The median age in the city was 44 years. 24.9% of residents were under the age of 18; 5.2% were between the ages of 18 and 24; 21.9% were from 25 to 44; 24.1% were from 45 to 64; and 23.9% were 65 years of age or older. The gender makeup of the city was 46.8% male and 53.2% female.

===2000 census===
As of the census of 2000, there were 399 people, 179 households, and 117 families living in the city. The population density was 1,476.7 PD/sqmi. There were 190 housing units at an average density of 703.2 /sqmi. The racial makeup of the city was 99.50% White, and 0.50% from two or more races.

There were 179 households, out of which 25.1% had children under the age of 18 living with them, 57.5% were married couples living together, 5.6% had a female householder with no husband present, and 34.6% were non-families. 32.4% of all households were made up of individuals, and 24.6% had someone living alone who was 65 years of age or older. The average household size was 2.23 and the average family size was 2.83.

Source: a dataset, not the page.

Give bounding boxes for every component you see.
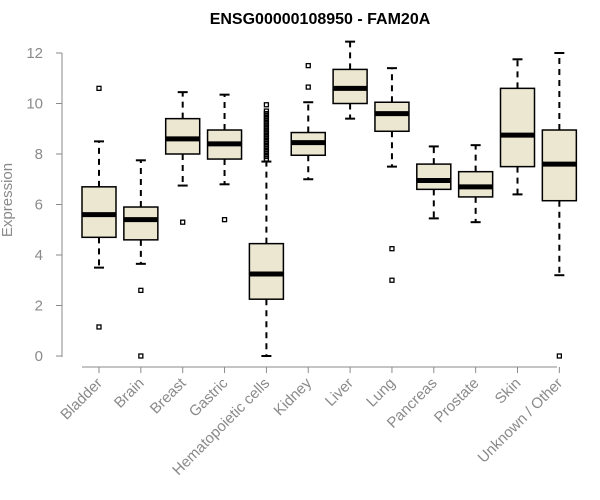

In the city the population was spread out, with 19.8% under the age of 18, 6.8% from 18 to 24, 24.3% from 25 to 44, 24.8% from 45 to 64, and 24.3% who were 65 years of age or older. The median age was 44 years. For every 100 females, there were 80.5 males. For every 100 females age 18 and over, there were 74.9 males.

The median income for a household in the city was $37,426, and the median income for a family was $49,375. Males had a median income of $28,942 versus $21,607 for females. The per capita income for the city was $24,000. About 0.9% of families and 4.1% of the population were below the poverty line, including 3.4% of those under age 18 and 13.5% of those age 65 or over.

==Education==
It is in the Santa Fe R-X School District. Alma is home to Santa Fe High School. The school mascot is the Chiefs. In 2000, the Chiefs football team defeated St. Vincent 12–0 to win the Missouri Class 1A state football title. In May 2008 and again in 2012, the Chiefs took first in Missouri Class 1A State baseball title, after coming in fourth in baseball the year before.

Trinity Lutheran School is an accredited Lutheran LCMS Elementary School and is associated with Trinity Lutheran Church. Upon graduation, most students go on to Santa Fe High School, while some go on to either St Paul Lutheran High in Concordia or other local public high schools. Athletically, Trinity's mascot is a Tiger.

Metropolitan Community College has the Santa Fe school district area in its service area, but not its in-district taxation area.